The Bosphorous cruise on a spacious boat is something to write home about. The Strait connects the Sea of Marmara to the Black Sea. Proceeding toward the Black sea, Europe lay on our left and Asia to our right. Light moved enchantingly across the face of the water and we felt in its ebb and flow the rise and fall of civilizations. The historical buildings made their presence known with authority amid modern utilitarian homes: Dolmabahche Palace, Beylerbei Palace, Anadolu Fortress and the Rumeli Fortress, built in 1452 by Sultan Mehmet II, the largest and strongest fortress of the Middle Age.






At some point, modernity overwhelmed history in the form of … Selfies! When historians chronicle the 21st century, one milestone they are bound to acknowledge is the moment when “I Believe in Myself” morphed into “I Believe in My Selfie!” The selfie-takers were easily the dominant homo sapiens in Istanbul. No place was too secular or sacred. We saw as many selfies being snapped inside Aya Sofya, the Blue Mosque, the Suleymaniye Mosque and the Ayub al-Ansari Mosque, as in the plaza and the courtyard, in the Grand Bazaar and in the eateries. Ah, the bottomless vanities of humankind!






Istanbul is not immune to geopolitical reality. We saw Syrian refugees everywhere, mostly women, eyes hollow with despair, arms outstretched for alms. We did our share to help but there is no end in sight for these proud people whose country is in ruin, and where return, at least for now, is unthinkable.

In Istanbul, there are no pedestrian rights, only the rights of drivers. It took us a day to adjust to this reality, particularly after I made some narrow escapes with my life and limb intact. Thereafter, we became pros in jumping from the edge of the street to the curb at the last moment to avoid being hit by taxis, cars and buses. “Nimble” is the only word I can think of to describe our new-found athleticism.

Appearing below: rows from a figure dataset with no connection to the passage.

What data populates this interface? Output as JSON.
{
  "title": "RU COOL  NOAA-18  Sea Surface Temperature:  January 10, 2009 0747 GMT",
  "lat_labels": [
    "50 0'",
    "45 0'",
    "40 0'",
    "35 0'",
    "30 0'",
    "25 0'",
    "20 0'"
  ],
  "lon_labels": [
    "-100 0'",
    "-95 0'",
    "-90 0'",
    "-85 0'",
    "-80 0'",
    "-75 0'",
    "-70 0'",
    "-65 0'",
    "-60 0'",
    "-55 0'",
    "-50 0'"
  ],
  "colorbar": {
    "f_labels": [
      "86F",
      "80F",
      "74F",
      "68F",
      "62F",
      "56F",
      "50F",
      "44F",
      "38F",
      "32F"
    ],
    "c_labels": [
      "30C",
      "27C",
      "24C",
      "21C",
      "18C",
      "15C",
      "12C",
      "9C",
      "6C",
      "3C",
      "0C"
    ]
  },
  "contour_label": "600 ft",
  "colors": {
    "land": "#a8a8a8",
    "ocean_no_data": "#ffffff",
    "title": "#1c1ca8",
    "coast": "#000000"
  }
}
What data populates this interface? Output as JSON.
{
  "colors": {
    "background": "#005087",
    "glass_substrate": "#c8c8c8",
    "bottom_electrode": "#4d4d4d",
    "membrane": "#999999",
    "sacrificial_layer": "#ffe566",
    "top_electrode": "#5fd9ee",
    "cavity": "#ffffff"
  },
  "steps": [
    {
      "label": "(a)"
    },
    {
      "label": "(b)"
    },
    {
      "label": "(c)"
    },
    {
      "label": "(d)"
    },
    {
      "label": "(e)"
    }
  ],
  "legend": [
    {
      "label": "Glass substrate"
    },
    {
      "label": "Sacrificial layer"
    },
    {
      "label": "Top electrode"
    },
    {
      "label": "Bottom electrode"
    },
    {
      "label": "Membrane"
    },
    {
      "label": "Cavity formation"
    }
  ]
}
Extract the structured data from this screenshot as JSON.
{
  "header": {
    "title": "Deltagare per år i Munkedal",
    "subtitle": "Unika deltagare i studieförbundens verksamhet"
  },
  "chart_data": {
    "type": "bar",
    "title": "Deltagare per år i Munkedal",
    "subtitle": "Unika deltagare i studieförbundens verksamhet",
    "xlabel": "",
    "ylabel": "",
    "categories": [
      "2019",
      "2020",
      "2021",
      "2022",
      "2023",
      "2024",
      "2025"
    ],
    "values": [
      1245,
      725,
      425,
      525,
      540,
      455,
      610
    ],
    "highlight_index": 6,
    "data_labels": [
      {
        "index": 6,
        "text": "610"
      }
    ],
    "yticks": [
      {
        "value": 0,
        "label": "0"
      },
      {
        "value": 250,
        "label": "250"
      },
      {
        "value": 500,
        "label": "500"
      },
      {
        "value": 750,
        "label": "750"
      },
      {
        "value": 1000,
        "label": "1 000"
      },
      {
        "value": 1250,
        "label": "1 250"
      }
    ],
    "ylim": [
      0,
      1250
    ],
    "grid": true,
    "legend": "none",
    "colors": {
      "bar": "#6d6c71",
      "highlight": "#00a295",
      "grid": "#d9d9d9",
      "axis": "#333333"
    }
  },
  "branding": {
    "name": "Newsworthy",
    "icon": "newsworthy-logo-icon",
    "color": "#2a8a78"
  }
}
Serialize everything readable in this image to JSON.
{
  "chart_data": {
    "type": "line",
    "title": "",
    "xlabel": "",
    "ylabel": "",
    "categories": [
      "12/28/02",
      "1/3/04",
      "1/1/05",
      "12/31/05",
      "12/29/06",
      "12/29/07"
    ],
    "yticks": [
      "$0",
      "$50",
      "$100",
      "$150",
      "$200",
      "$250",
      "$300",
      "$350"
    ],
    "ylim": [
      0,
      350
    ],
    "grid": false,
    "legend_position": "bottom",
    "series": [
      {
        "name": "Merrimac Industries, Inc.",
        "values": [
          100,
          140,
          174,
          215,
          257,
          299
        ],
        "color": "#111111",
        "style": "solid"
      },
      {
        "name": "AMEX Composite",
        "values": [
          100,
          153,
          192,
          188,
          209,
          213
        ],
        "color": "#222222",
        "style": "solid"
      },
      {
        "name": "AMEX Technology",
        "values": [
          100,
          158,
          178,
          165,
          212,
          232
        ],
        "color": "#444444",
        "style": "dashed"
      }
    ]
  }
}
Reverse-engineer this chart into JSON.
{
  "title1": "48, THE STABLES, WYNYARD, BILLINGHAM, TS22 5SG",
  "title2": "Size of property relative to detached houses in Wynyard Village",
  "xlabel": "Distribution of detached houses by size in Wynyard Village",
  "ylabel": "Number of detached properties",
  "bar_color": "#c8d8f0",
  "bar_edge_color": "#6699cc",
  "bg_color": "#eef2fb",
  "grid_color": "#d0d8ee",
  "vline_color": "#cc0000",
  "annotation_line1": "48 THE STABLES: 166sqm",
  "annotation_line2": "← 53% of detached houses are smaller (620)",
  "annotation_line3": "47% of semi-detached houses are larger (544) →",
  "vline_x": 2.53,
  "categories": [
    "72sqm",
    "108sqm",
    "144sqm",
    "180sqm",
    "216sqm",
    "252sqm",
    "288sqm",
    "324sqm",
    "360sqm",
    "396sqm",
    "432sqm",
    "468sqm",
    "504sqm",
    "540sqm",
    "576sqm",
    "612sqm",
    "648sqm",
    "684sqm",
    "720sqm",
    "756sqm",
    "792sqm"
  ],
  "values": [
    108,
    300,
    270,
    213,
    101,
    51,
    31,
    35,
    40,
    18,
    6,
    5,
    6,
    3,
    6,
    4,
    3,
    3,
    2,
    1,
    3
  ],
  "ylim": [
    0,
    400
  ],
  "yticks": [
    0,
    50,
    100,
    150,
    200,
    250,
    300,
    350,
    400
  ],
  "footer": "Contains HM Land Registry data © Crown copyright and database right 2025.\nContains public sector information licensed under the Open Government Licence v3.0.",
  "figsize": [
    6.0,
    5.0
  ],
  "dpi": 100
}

We took in a performance of the whirling dervishes one evening, a Sufi tradition that induces spiritual ecstasy among practitioners through rejection of the material world and evocation of the inner realm. The inspiration comes from the words and practices of Jalal ad-Din Muhammad Rumi, a Persian poet and Sufi master from the 13th century whose poems have sold in the millions in the U.S., making him the best-selling poet in America. “What you seek,” wrote Rumi, “is seeking you.”

Departing Istanbul was difficult for we had fallen in love with this magnificent city. The friendliness of the Turkish people overwhelmed us. We were fumbling with our tickets one day, trying to get into the subway that would take us through the tunnel under the Bosphorous from Europe to Asia. A middle-aged man, responding in Turkish to our English, took us through the whole process without making us feel small or embarrassed. This gesture repeated many times every day during the week we were in Istanbul. Even the smallest shop we visited treated us to Turkish Tea and Turkish Delights. Everyone had a smile for us. It is true: Smiling is indeed charity.

Jet lag made us lethargic after we returned to California but as soon as we regained our bearings, we began planning our next trip to the city that sits at the intersection of East and West, mysterious and manifest: Istanbul.